Иван Ильич повернул на весах какой-то рычажок и стал выписывать накладные.
— Помнишь, какое завтра число? — спросил он, не подымая головы.
— Седьмое ноября…
— Как ты отметишь его?
— Буду играть на рынке…
— Значит, станешь и в этот день пиликать вальсы Штрауса?
— Нет, завтра я буду играть русский романс… Старинный.
— В годовщину Октября — старинный романс? Это все, на что ты способен?
— Вы сначала послушайте. — Я начал тихонько высвистывать мелодию. — Догадались, в чем дело?
— Ничего не понимаю. Отметить Октябрь в тылу врага таким допотопным романсом! Ты, верно, не знаешь его слов. — Иван Ильич закатил глаза и тихонько запел противным фальцетом:
Белой акации гроздья душистые
Вновь ароматом полны…
— Помню, такие слова пел дедушка, — сказал я. — А папа пел совсем по-другому. Надо только чуть-чуть изменить ритм и две-три ноты. Тогда получится не романс, а песня гражданской войны. Помните: «Слушай, рабочий, война началася, бросай свое дело, в поход собирайся!»
Иван Ильич встрепенулся:
— Как же я, гриб замшелый, забыл эту песню? Я и припев помню: «Смело мы в бой пойдем за власть Советов»! Но припева ты не играй. Припев на другой мотив, за него и в гестапо можно угодить.

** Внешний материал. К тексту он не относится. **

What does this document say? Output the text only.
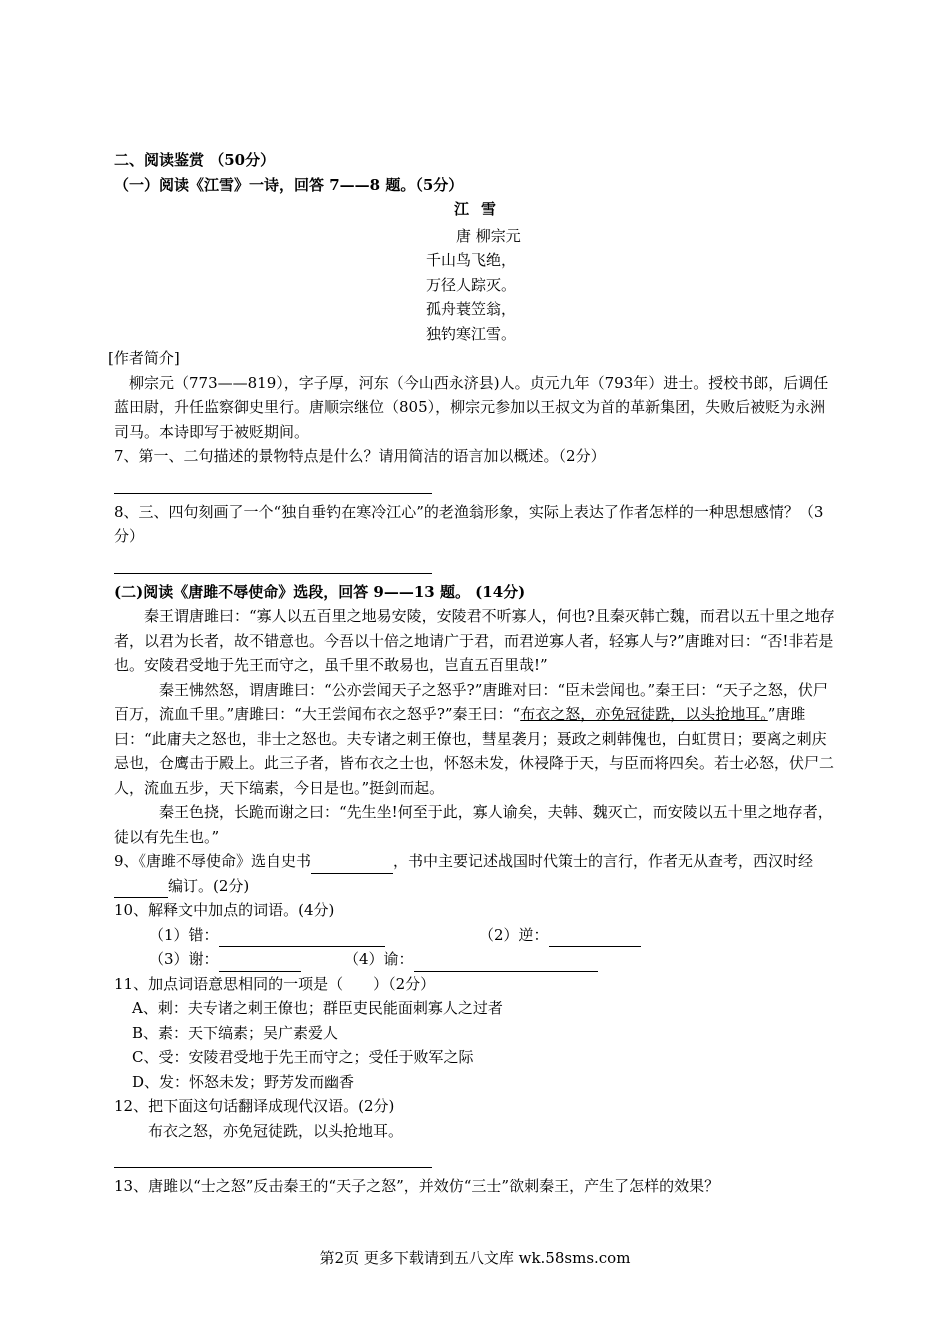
二、阅读鉴赏 （50分）

（一）阅读《江雪》一诗，回答 7——8 题。（5分）

江雪
唐 柳宗元
千山鸟飞绝，
万径人踪灭。
孤舟蓑笠翁，
独钓寒江雪。

[作者简介]

柳宗元（773——819），字子厚，河东（今山西永济县)人。贞元九年（793年）进士。授校书郎，后调任蓝田尉，升任监察御史里行。唐顺宗继位（805），柳宗元参加以王叔文为首的革新集团，失败后被贬为永洲司马。本诗即写于被贬期间。

7、第一、二句描述的景物特点是什么？请用简洁的语言加以概述。（2分）

8、三、四句刻画了一个“独自垂钓在寒冷江心”的老渔翁形象，实际上表达了作者怎样的一种思想感情？（3分）

(二)阅读《唐雎不辱使命》选段，回答 9——13 题。 (14分)

秦王谓唐雎曰：“寡人以五百里之地易安陵，安陵君不听寡人，何也?且秦灭韩亡魏，而君以五十里之地存者，以君为长者，故不错意也。今吾以十倍之地请广于君，而君逆寡人者，轻寡人与?”唐雎对曰：“否!非若是也。安陵君受地于先王而守之，虽千里不敢易也，岂直五百里哉!”

秦王怫然怒，谓唐雎曰：“公亦尝闻天子之怒乎?”唐雎对曰：“臣未尝闻也。”秦王曰：“天子之怒，伏尸百万，流血千里。”唐雎曰：“大王尝闻布衣之怒乎?”秦王曰：“布衣之怒，亦免冠徒跣，以头抢地耳。”唐雎曰：“此庸夫之怒也，非士之怒也。夫专诸之刺王僚也，彗星袭月；聂政之刺韩傀也，白虹贯日；要离之刺庆忌也，仓鹰击于殿上。此三子者，皆布衣之士也，怀怒未发，休祲降于天，与臣而将四矣。若士必怒，伏尸二人，流血五步，天下缟素，今日是也。”挺剑而起。

秦王色挠，长跪而谢之曰：“先生坐!何至于此，寡人谕矣，夫韩、魏灭亡，而安陵以五十里之地存者，徒以有先生也。”

9、《唐雎不辱使命》选自史书	，书中主要记述战国时代策士的言行，作者无从查考，西汉时经编订。(2分)

10、解释文中加点的词语。(4分)

（1）错：	（2）逆：
（3）谢：	（4）谕：

11、加点词语意思相同的一项是（　　）（2分）

A、刺：夫专诸之刺王僚也；群臣吏民能面刺寡人之过者

B、素：天下缟素；吴广素爱人

C、受：安陵君受地于先王而守之；受任于败军之际

D、发：怀怒未发；野芳发而幽香

12、把下面这句话翻译成现代汉语。(2分)

布衣之怒，亦免冠徒跣，以头抢地耳。

13、唐雎以“士之怒”反击秦王的“天子之怒”，并效仿“三士”欲刺秦王，产生了怎样的效果？

第2页 更多下载请到五八文库 wk.58sms.com
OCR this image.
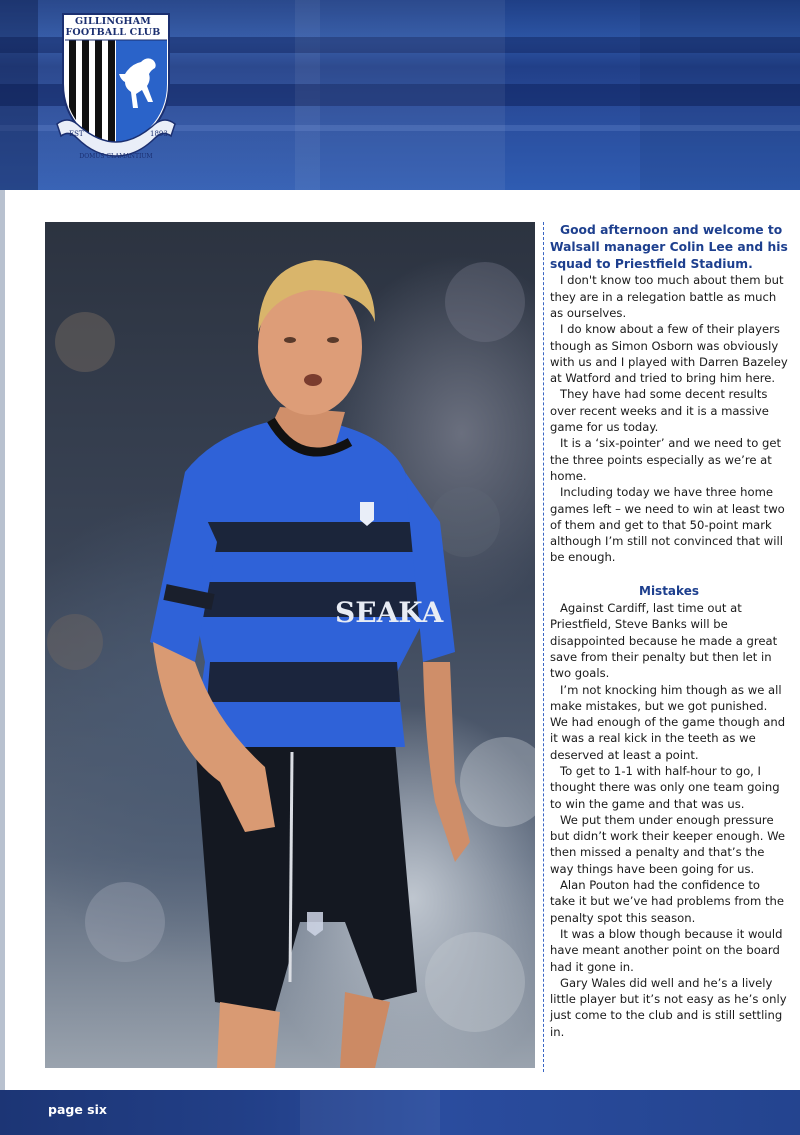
EST	1893
DOMUS CLAMANTIUM
GILLINGHAM
FOOTBALL CLUB
SEAKA

Good afternoon and welcome to Walsall manager Colin Lee and his squad to Priestfield Stadium.

I don't know too much about them but they are in a relegation battle as much as ourselves.

I do know about a few of their players though as Simon Osborn was obviously with us and I played with Darren Bazeley at Watford and tried to bring him here.

They have had some decent results over recent weeks and it is a massive game for us today.

It is a ‘six-pointer’ and we need to get the three points especially as we’re at home.

Including today we have three home games left – we need to win at least two of them and get to that 50-point mark although I’m still not convinced that will be enough.

Mistakes

Against Cardiff, last time out at Priestfield, Steve Banks will be disappointed because he made a great save from their penalty but then let in two goals.

I’m not knocking him though as we all make mistakes, but we got punished. We had enough of the game though and it was a real kick in the teeth as we deserved at least a point.

To get to 1-1 with half-hour to go, I thought there was only one team going to win the game and that was us.

We put them under enough pressure but didn’t work their keeper enough. We then missed a penalty and that’s the way things have been going for us.

Alan Pouton had the confidence to take it but we’ve had problems from the penalty spot this season.

It was a blow though because it would have meant another point on the board had it gone in.

Gary Wales did well and he’s a lively little player but it’s not easy as he’s only just come to the club and is still settling in.

page six
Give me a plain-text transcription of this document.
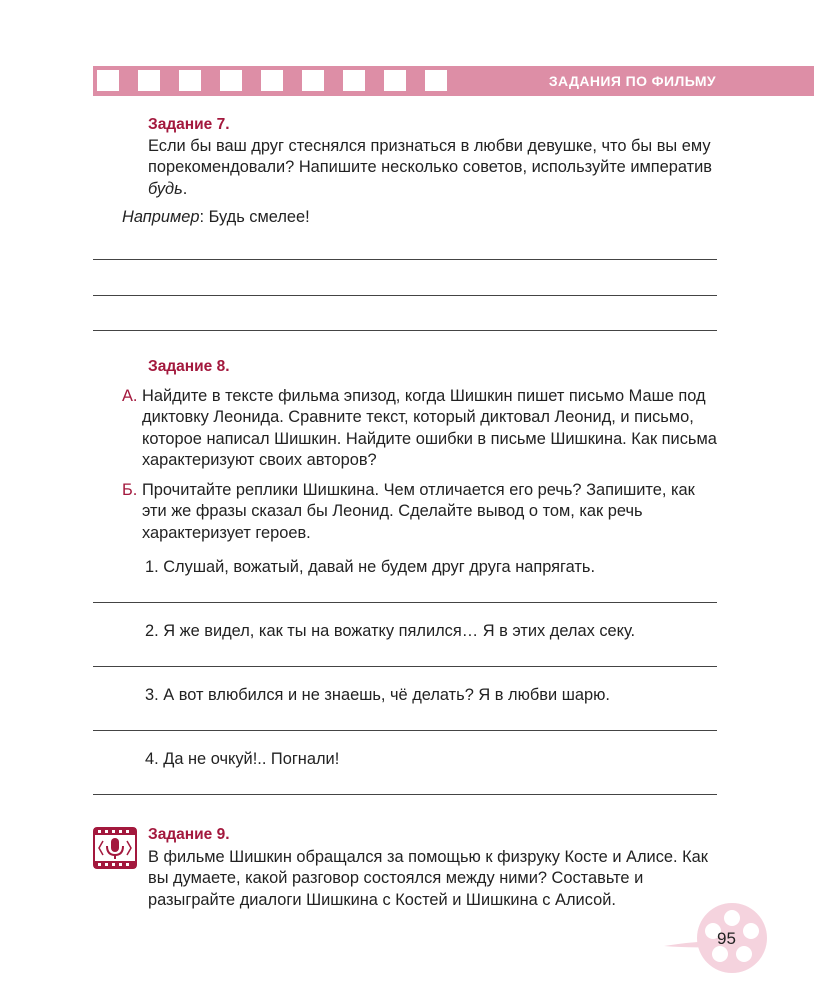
ЗАДАНИЯ ПО ФИЛЬМУ
Задание 7.
Если бы ваш друг стеснялся признаться в любви девушке, что бы вы ему порекомендовали? Напишите несколько советов, используйте императив будь.
Например: Будь смелее!
Задание 8.
А. Найдите в тексте фильма эпизод, когда Шишкин пишет письмо Маше под диктовку Леонида. Сравните текст, который диктовал Леонид, и письмо, которое написал Шишкин. Найдите ошибки в письме Шишкина. Как письма характеризуют своих авторов?
Б. Прочитайте реплики Шишкина. Чем отличается его речь? Запишите, как эти же фразы сказал бы Леонид. Сделайте вывод о том, как речь характеризует героев.
1. Слушай, вожатый, давай не будем друг друга напрягать.
2. Я же видел, как ты на вожатку пялился… Я в этих делах секу.
3. А вот влюбился и не знаешь, чё делать? Я в любви шарю.
4. Да не очкуй!.. Погнали!
Задание 9.
В фильме Шишкин обращался за помощью к физруку Косте и Алисе. Как вы думаете, какой разговор состоялся между ними? Составьте и разыграйте диалоги Шишкина с Костей и Шишкина с Алисой.
95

— Посмотрю на месте, может, полицаев не окажется. Вот здорово будет! Сыграть в такой день боевую песню! Советскую! Чтобы все люди услышали!
— Молодец! Не ожидал от тебя! Впрочем, бывает — и веник стреляет! Теперь слушай. Завтра я на рынок не приду…

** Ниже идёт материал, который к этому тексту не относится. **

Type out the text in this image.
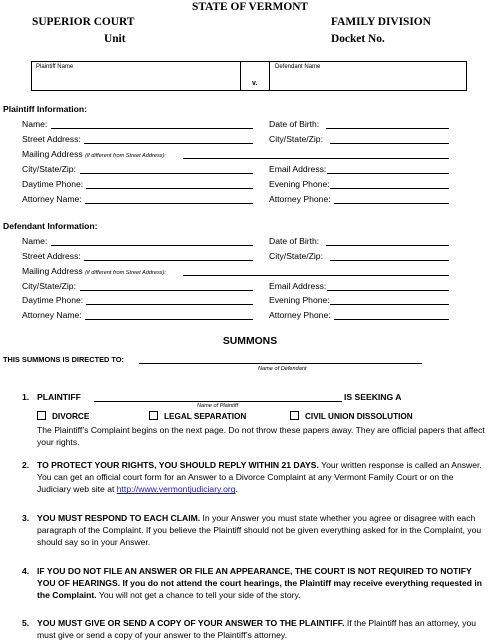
STATE OF VERMONT
SUPERIOR COURT
Unit
FAMILY DIVISION
Docket No.
Plaintiff Name
v.
Defendant Name
Plaintiff Information:
Name:	Date of Birth:
Street Address:	City/State/Zip:
Mailing Address (if different from Street Address):
City/State/Zip:	Email Address:
Daytime Phone:	Evening Phone:
Attorney Name:	Attorney Phone:
Defendant Information:
Name:	Date of Birth:
Street Address:	City/State/Zip:
Mailing Address (if different from Street Address):
City/State/Zip:	Email Address:
Daytime Phone:	Evening Phone:
Attorney Name:	Attorney Phone:
SUMMONS
THIS SUMMONS IS DIRECTED TO:
Name of Defendant
1. PLAINTIFF	IS SEEKING A
Name of Plaintiff
DIVORCE	LEGAL SEPARATION	CIVIL UNION DISSOLUTION
The Plaintiff’s Complaint begins on the next page. Do not throw these papers away. They are official papers that affect your rights.
2. TO PROTECT YOUR RIGHTS, YOU SHOULD REPLY WITHIN 21 DAYS. Your written response is called an Answer. You can get an official court form for an Answer to a Divorce Complaint at any Vermont Family Court or on the Judiciary web site at http://www.vermontjudiciary.org.
3. YOU MUST RESPOND TO EACH CLAIM. In your Answer you must state whether you agree or disagree with each paragraph of the Complaint. If you believe the Plaintiff should not be given everything asked for in the Complaint, you should say so in your Answer.
4. IF YOU DO NOT FILE AN ANSWER OR FILE AN APPEARANCE, THE COURT IS NOT REQUIRED TO NOTIFY YOU OF HEARINGS. If you do not attend the court hearings, the Plaintiff may receive everything requested in the Complaint. You will not get a chance to tell your side of the story.
5. YOU MUST GIVE OR SEND A COPY OF YOUR ANSWER TO THE PLAINTIFF. If the Plaintiff has an attorney, you must give or send a copy of your answer to the Plaintiff’s attorney.
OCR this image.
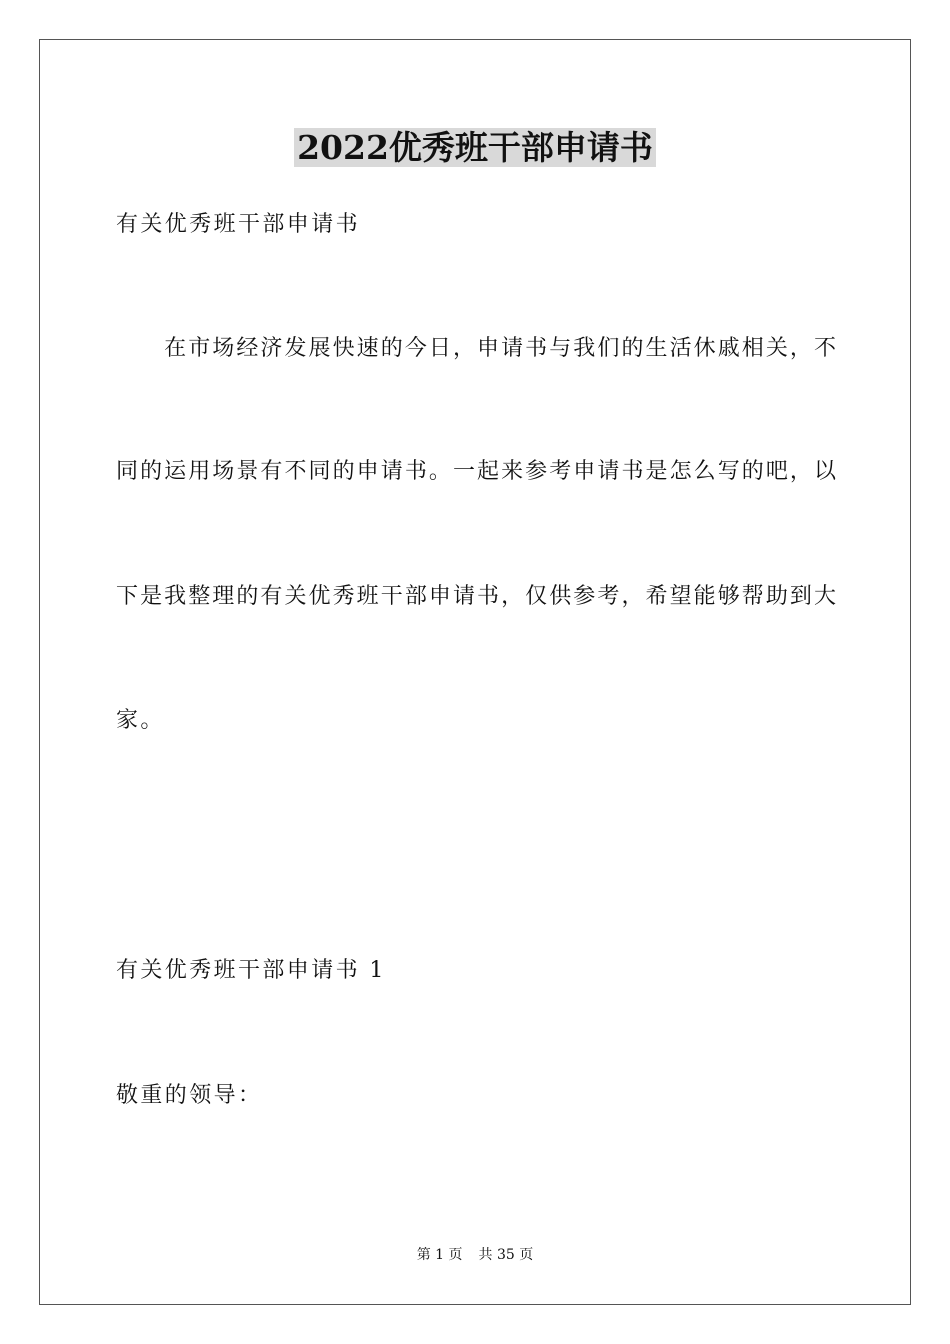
2022优秀班干部申请书
有关优秀班干部申请书
　　在市场经济发展快速的今日，申请书与我们的生活休戚相关，不
同的运用场景有不同的申请书。一起来参考申请书是怎么写的吧，以
下是我整理的有关优秀班干部申请书，仅供参考，希望能够帮助到大
家。
有关优秀班干部申请书 1
敬重的领导：
第 1 页 共 35 页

— Испугались того полицая? Скажите ему спасибо: никому ваша крутилка не нужна. Зря сапоги топчете!
Иван Ильич пропустил мои слова мимо ушей.
— Завтра к восьми на рынок пойдешь ты. Ровно в восемь начнешь играть «концерт» по моей заявке. — Он улыбнулся и метнул на меня быстрый взгляд.
— Какой концерт?
— Играй что хочешь. Нужно только одно: от восьми до десяти ты исполнишь… — Иван Ильич сунул руку в карман пальто, и я увидел на его ладони несколько фасолин. Он взглянул на них и сунул обратно. — За эти два часа ты исполнишь свой концерт пять раз. Ровно пять, не больше, не меньше. Припева играть не смей! Понял?
Раздался густой паровозный гудок. Иван Ильич вскочил, схватил метлу и вышел на платформу. Согнувшись по-стариковски, он шваркал метлой налево, направо и, казалось, совсем забыл обо мне.
Не останавливаясь, даже не замедляя хода, на восток пронесся бесконечный воинский состав. Груз на платформах был закрыт брезентом: там притаились танки и орудия.
Иван Ильич вернулся хмурый, озабоченный.
— Видел?
Я молча кивнул головой.
— Романс будешь играть не пять, а шесть раз.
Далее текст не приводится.